Omid, a memorial in defense of human rights in Iran
One Person’s Story

Bahman Eslami


Nationality: Iran
Religion: Presumed Muslim
Civil Status: Unknown


Date of Killing: November 6, 2000
Location of Killing: Tehran, Tehran Province, Iran
Mode of Killing: Hanging
Charges: Disrupting public order

About this Case

News of the execution of Mr. Bahman Eslami, known as Kambiz Torkeh, was published in the Jomhuri Eslami newspaper on November 11, 2000 and the Entekhab newspaper on November 8, 2000. Additional information was taken from the Entekhab newspaper on October 24, 2000 and the website of Lathayetehran.

According to the existing information, Mr. Eslami was a champion in the Kamp neighborhood near Satarkhan Street in Tehran (website of Lathayetehran). He was once arrested for sedition and hooliganism in 1997. Branch Two of the Islamic Revolutionary Court condemned him to death. However, this ruling was not confirmed by the Supreme Court and his case was returned to the Revolutionary Court for retrial. During the second trial, he defended himself and was condemned to 15 years imprisonment. The Supreme Court confirmed the ruling. In 1998 when Mr. Eslami was transferred to a prison in Karaj, he was able to escape with the help of friends. (Entekhab newspaper on October 24, 2000)

Arrest and detention

Mr. Eslami was traced and arrested by police detectives, prison agents, and Intelligence Ministry agents during a special police operation in Hashemi Street in Tehran a year after his escape in 1999 (Entekhab newspaper on October 24, 2000). The circumstances of his arrest and detention are not known.


Branch 28 of the Islamic Revolutionary Court of Tehran tried Mr. Eslami in several sessions. However, no information is available on his trial. (Jomhuri Eslami newspaper)


According to the Social and informational Deputy of Judiciary, the charges brought against Mr. Eslami were announced as “several incidents of assault and battery using a knife and cutlass, creating fear and insecurity, threatening to murder, kidnapping people’s children, occupying people’s land forcefully, and drinking alcoholic beverages.” (Jomhuri Eslami newspaper).

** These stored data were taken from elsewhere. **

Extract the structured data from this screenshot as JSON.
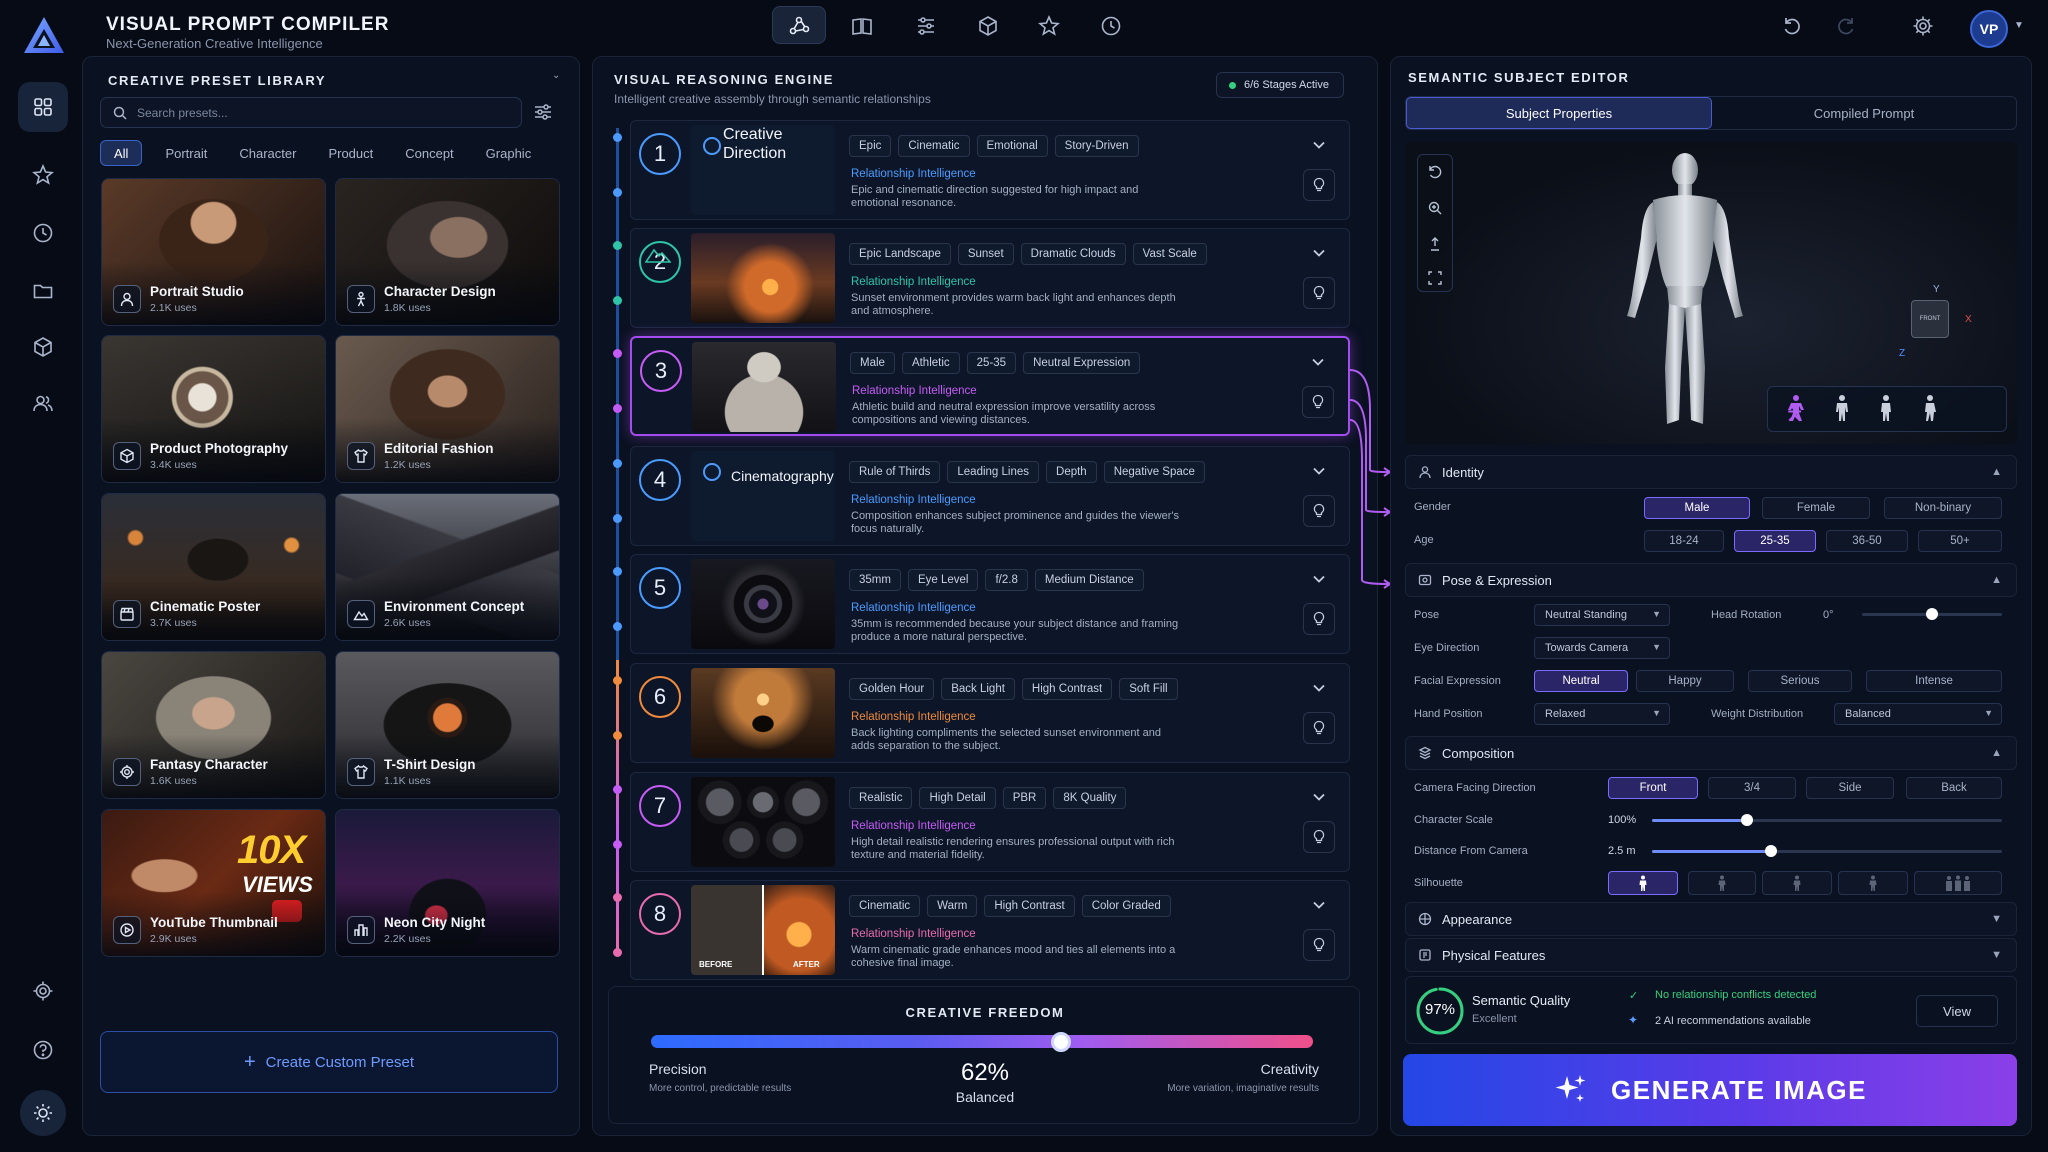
{
  "app": {
    "title": "VISUAL PROMPT COMPILER",
    "subtitle": "Next-Generation Creative Intelligence",
    "avatar": "VP"
  },
  "library": {
    "title": "CREATIVE PRESET LIBRARY",
    "search_placeholder": "Search presets...",
    "filters": [
      "All",
      "Portrait",
      "Character",
      "Product",
      "Concept",
      "Graphic"
    ],
    "presets": [
      {
        "title": "Portrait Studio",
        "uses": "2.1K uses",
        "icon": "user-icon"
      },
      {
        "title": "Character Design",
        "uses": "1.8K uses",
        "icon": "figure-icon"
      },
      {
        "title": "Product Photography",
        "uses": "3.4K uses",
        "icon": "cube-icon"
      },
      {
        "title": "Editorial Fashion",
        "uses": "1.2K uses",
        "icon": "shirt-icon"
      },
      {
        "title": "Cinematic Poster",
        "uses": "3.7K uses",
        "icon": "clapper-icon"
      },
      {
        "title": "Environment Concept",
        "uses": "2.6K uses",
        "icon": "mountain-icon"
      },
      {
        "title": "Fantasy Character",
        "uses": "1.6K uses",
        "icon": "gear-icon"
      },
      {
        "title": "T-Shirt Design",
        "uses": "1.1K uses",
        "icon": "shirt-icon"
      },
      {
        "title": "YouTube Thumbnail",
        "uses": "2.9K uses",
        "icon": "play-icon"
      },
      {
        "title": "Neon City Night",
        "uses": "2.2K uses",
        "icon": "city-icon"
      }
    ],
    "thumb_text": {
      "big": "10X",
      "small": "VIEWS"
    },
    "create_label": "Create Custom Preset"
  },
  "engine": {
    "title": "VISUAL REASONING ENGINE",
    "subtitle": "Intelligent creative assembly through semantic relationships",
    "stages_status": "6/6 Stages Active",
    "ri_label": "Relationship Intelligence",
    "stages": [
      {
        "num": "1",
        "name": "Creative Direction",
        "tags": [
          "Epic",
          "Cinematic",
          "Emotional",
          "Story-Driven"
        ],
        "desc": "Epic and cinematic direction suggested for high impact and emotional resonance.",
        "color": "#4b9bff"
      },
      {
        "num": "2",
        "name": "",
        "tags": [
          "Epic Landscape",
          "Sunset",
          "Dramatic Clouds",
          "Vast Scale"
        ],
        "desc": "Sunset environment provides warm back light and enhances depth and atmosphere.",
        "color": "#2ec4a8"
      },
      {
        "num": "3",
        "name": "",
        "tags": [
          "Male",
          "Athletic",
          "25-35",
          "Neutral Expression"
        ],
        "desc": "Athletic build and neutral expression improve versatility across compositions and viewing distances.",
        "color": "#c65cf5"
      },
      {
        "num": "4",
        "name": "Cinematography",
        "tags": [
          "Rule of Thirds",
          "Leading Lines",
          "Depth",
          "Negative Space"
        ],
        "desc": "Composition enhances subject prominence and guides the viewer's focus naturally.",
        "color": "#4b9bff"
      },
      {
        "num": "5",
        "name": "",
        "tags": [
          "35mm",
          "Eye Level",
          "f/2.8",
          "Medium Distance"
        ],
        "desc": "35mm is recommended because your subject distance and framing produce a more natural perspective.",
        "color": "#4b9bff"
      },
      {
        "num": "6",
        "name": "",
        "tags": [
          "Golden Hour",
          "Back Light",
          "High Contrast",
          "Soft Fill"
        ],
        "desc": "Back lighting compliments the selected sunset environment and adds separation to the subject.",
        "color": "#f08a3c"
      },
      {
        "num": "7",
        "name": "",
        "tags": [
          "Realistic",
          "High Detail",
          "PBR",
          "8K Quality"
        ],
        "desc": "High detail realistic rendering ensures professional output with rich texture and material fidelity.",
        "color": "#c65cf5"
      },
      {
        "num": "8",
        "name": "",
        "tags": [
          "Cinematic",
          "Warm",
          "High Contrast",
          "Color Graded"
        ],
        "desc": "Warm cinematic grade enhances mood and ties all elements into a cohesive final image.",
        "color": "#e86bb0"
      }
    ],
    "before_label": "BEFORE",
    "after_label": "AFTER",
    "freedom": {
      "title": "CREATIVE FREEDOM",
      "value": 0.62,
      "value_text": "62%",
      "value_label": "Balanced",
      "left_label": "Precision",
      "left_desc": "More control, predictable results",
      "right_label": "Creativity",
      "right_desc": "More variation, imaginative results"
    }
  },
  "editor": {
    "title": "SEMANTIC SUBJECT EDITOR",
    "tabs": [
      "Subject Properties",
      "Compiled Prompt"
    ],
    "gizmo": {
      "front": "FRONT",
      "x": "X",
      "y": "Y",
      "z": "Z"
    },
    "identity": {
      "title": "Identity",
      "gender_label": "Gender",
      "gender_opts": [
        "Male",
        "Female",
        "Non-binary"
      ],
      "age_label": "Age",
      "age_opts": [
        "18-24",
        "25-35",
        "36-50",
        "50+"
      ]
    },
    "pose": {
      "title": "Pose & Expression",
      "pose_label": "Pose",
      "pose_value": "Neutral Standing",
      "head_label": "Head Rotation",
      "head_value": "0°",
      "head_fraction": 0.5,
      "eye_label": "Eye Direction",
      "eye_value": "Towards Camera",
      "face_label": "Facial Expression",
      "face_opts": [
        "Neutral",
        "Happy",
        "Serious",
        "Intense"
      ],
      "hand_label": "Hand Position",
      "hand_value": "Relaxed",
      "weight_label": "Weight Distribution",
      "weight_value": "Balanced"
    },
    "composition": {
      "title": "Composition",
      "facing_label": "Camera Facing Direction",
      "facing_opts": [
        "Front",
        "3/4",
        "Side",
        "Back"
      ],
      "scale_label": "Character Scale",
      "scale_value": "100%",
      "scale_fraction": 0.27,
      "distance_label": "Distance From Camera",
      "distance_value": "2.5 m",
      "distance_fraction": 0.34,
      "silhouette_label": "Silhouette"
    },
    "appearance_title": "Appearance",
    "physical_title": "Physical Features",
    "quality": {
      "score": "97%",
      "score_fraction": 0.97,
      "label": "Semantic Quality",
      "rating": "Excellent",
      "conflicts": "No relationship conflicts detected",
      "recs": "2 AI recommendations available",
      "view_label": "View"
    },
    "generate_label": "GENERATE IMAGE"
  },
  "colors": {
    "accent": "#3a66ff",
    "purple": "#a54cf0",
    "teal": "#2ec4a8",
    "orange": "#f08a3c",
    "green": "#35d07f"
  }
}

The validity of the criminal charges brought against this defendant cannot be ascertained in the absence of the basic guarantees of a fair trial.  International human rights organizations have drawn attention to reports indicating that the Islamic Republic authorities have brought trumped-up charges, including drug trafficking, sexual, and other criminal offences, against their opponents (including political, civil society activists, as well as unionists and ethnic and religious minorities). Each year Iranian authorities sentence to death hundreds of alleged common criminals, following judicial processes that fail to meet international standards. The exact number of people convicted and executed based on trumped-up charges is unknown.

Evidence of guilt

According to the existing information, the evidence presented against Mr. Eslami was “having a record for sedition and hooliganism,” and “his escape from the prison.”


No information is available on Mr. Eslami’s defense. However, his attorney was present during the trial.


Branch 28 of the Islamic Revolutionary Court of Tehran identified Mr. Bahman Eslami as Mofsed [corruptor on Earth] and condemned him to death. The Supreme Court confirmed the ruling. He was hanged in Tehran on November 6, 2000 at dawn.